I got home and turned on the TV just in time to see Sir Paul begin his set. It was kinda weird…everything was so note-perfect that I felt like I was watching a performance of Beatlemania, except it was so perfunctory that it wasn’t even as good as Beatlemania.

What it was, of course, was safe. The hoi polloi love Paul for the same reasons that I dislike him: he’s inoffensive and bland. And we all know that he was chosen for just those qualities, because we all know what happened at last year’s halftime show: blah blah Janet blah blah wardrobe malfunction blah blah the world is going to end because little Billy saw a boob and because female sexuality is EVIL EVIL EVIL.

That’s already a more thorough analysis of Hootergate than I ever wanted to engage in, so let me get to my point. Just after the halftime show, and before I could get away from the dinner I was making to change the channel, there was some sort of football montage that was set to U2’s “Sunday Bloody Sunday”. Okay, I get it: they play football on Sunday and it’s a violent contact sport. Cute. And completely, utterly appalling. For anyone who’s unaware, “Sunday Bloody Sunday” commemorates the murder of 14 unarmed Irish protesters by British soldiers in 1972. More than that, it’s a clarion call for an end to sectarian bloodshed in Ireland, and by extension anywhere that enmity breeds violence. In so many ways it was so very inappropriate to use that song that way, especially given the continued US military presence in Iraq and the fact that we’ll probably never know the number of innocent Iraqi civilians killed by US soldiers. I was, as I said, appalled, appalled and offended, as an Irish-American, as an American, as just a person with any kind of awareness and sensitivity.

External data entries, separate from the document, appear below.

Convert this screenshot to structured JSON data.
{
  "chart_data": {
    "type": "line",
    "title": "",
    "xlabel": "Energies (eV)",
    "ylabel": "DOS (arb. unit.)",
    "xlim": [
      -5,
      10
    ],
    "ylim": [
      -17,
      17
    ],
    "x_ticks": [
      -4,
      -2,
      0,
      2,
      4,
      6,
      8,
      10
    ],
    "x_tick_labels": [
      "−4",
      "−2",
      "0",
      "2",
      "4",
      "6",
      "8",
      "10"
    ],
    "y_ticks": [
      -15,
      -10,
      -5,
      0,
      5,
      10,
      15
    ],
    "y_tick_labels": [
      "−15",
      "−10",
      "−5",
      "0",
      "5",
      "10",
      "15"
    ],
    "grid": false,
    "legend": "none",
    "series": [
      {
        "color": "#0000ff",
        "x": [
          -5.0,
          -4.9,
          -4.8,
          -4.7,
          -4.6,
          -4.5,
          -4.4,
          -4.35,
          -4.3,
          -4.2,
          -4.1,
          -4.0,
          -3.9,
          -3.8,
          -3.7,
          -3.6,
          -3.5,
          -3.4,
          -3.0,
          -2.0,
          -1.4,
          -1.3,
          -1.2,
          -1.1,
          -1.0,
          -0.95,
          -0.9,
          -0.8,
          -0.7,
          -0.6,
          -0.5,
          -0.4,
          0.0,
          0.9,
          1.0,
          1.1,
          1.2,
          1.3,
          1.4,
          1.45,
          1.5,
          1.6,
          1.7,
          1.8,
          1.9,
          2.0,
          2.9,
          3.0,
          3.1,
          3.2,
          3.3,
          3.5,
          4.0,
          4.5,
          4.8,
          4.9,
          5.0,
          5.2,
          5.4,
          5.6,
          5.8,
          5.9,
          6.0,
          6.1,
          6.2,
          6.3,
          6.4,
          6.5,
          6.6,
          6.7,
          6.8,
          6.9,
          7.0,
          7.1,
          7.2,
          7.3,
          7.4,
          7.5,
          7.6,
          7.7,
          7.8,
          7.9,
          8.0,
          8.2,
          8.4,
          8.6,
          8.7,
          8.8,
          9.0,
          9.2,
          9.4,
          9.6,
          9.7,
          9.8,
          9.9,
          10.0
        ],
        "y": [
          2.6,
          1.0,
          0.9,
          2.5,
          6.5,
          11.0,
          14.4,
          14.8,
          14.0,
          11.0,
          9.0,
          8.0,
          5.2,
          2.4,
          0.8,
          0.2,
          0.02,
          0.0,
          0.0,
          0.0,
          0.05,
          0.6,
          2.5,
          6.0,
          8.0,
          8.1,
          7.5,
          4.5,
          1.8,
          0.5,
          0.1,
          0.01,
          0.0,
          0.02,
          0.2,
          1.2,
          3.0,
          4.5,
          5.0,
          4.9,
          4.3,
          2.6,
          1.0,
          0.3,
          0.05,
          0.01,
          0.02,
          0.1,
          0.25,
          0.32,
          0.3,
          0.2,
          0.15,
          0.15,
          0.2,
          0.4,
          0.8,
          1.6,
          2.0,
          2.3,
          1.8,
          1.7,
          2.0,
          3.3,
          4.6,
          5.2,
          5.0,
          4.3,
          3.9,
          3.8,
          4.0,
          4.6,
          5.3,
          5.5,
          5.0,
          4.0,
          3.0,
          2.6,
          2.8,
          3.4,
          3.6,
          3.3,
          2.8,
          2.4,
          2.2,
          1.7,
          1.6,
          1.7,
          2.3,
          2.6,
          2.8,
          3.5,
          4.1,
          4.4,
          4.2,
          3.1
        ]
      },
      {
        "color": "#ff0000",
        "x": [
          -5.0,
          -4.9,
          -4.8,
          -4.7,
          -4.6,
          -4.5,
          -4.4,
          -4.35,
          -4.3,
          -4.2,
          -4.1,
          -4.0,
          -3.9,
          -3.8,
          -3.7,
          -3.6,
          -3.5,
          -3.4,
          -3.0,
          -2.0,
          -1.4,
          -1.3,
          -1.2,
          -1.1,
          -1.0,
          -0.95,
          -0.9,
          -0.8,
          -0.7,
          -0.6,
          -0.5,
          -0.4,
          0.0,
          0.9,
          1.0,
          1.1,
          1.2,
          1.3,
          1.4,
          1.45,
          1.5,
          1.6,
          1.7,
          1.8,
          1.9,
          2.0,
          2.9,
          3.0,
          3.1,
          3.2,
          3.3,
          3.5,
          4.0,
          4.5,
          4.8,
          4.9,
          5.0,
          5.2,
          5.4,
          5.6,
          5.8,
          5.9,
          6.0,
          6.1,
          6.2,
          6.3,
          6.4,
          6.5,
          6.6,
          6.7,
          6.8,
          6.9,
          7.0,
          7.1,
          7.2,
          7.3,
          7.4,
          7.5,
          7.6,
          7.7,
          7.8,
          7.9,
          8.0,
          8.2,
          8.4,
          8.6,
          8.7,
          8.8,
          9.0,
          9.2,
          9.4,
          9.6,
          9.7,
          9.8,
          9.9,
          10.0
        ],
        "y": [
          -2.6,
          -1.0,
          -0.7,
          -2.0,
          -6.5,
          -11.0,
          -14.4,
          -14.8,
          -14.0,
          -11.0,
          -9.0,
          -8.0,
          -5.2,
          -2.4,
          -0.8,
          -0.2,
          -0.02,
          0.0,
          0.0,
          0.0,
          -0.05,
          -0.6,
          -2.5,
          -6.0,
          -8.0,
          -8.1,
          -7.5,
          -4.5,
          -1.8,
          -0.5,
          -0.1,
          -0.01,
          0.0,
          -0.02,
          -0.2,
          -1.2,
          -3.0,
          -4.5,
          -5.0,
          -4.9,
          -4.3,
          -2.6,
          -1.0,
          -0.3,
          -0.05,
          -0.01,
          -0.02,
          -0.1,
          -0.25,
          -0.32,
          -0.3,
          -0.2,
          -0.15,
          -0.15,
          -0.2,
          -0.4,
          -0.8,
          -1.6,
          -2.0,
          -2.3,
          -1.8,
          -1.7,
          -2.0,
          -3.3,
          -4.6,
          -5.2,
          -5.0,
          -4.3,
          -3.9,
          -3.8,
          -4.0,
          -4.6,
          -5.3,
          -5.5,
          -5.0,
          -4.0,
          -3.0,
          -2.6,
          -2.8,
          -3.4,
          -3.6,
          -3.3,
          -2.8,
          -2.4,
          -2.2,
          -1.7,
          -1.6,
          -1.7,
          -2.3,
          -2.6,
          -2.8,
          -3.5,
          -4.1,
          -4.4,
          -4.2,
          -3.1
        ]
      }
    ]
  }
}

If the people who were in an uproar over seeing a female breast on TV for half a second had any true sense of righteousness, as well as even a modicum of political and historical awareness, the phrase “wardrobe malfunction” would never have entered the lexicon, and the hue and cry over this would be deafening.

You’ll note that it’s not.

3 comments:

Anonymous said...

Yeah, I noticed that, and I agree with you, but I guess I'm too jaded to be offended. Songs are misused that way so often. Or just not listened to carefully, if you remember how your buddy Springsteen's "Born in the USA" was taken to be a paean to patriotism in the mid-'80s, by those who never listened to the lyrics closly enough to see it was really an embittered song about Viet Nam. (From what I read at the time, that included many who paid to attend the Boss' concerts. Sad.)

-nkl

Amy said...

I watched the same bit for the same reasons!

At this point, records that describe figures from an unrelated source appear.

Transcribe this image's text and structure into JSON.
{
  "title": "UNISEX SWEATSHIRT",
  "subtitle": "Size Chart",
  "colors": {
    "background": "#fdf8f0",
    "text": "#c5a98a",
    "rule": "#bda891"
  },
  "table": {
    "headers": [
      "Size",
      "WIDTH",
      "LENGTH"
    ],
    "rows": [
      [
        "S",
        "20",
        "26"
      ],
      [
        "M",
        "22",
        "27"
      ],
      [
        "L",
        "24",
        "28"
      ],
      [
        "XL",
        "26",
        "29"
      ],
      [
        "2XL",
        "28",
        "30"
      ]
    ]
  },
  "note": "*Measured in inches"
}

I think my reaction to the song might be midway between yours and Mr. Lucas's. My jaw slacked in disbelief, my brows were knitted with offense, and I felt vaguely nauseous.

But then, once it was over? I put it out of my mind. Just like the many many other sounds and images that disgust me daily. Then I watched the Home and Garden Network.

I may not have the best coping mechanisms.

Jenny said...

Dude, are you kidding? HGTV is an excellent coping mechanism. I like the shows where people shop for houses.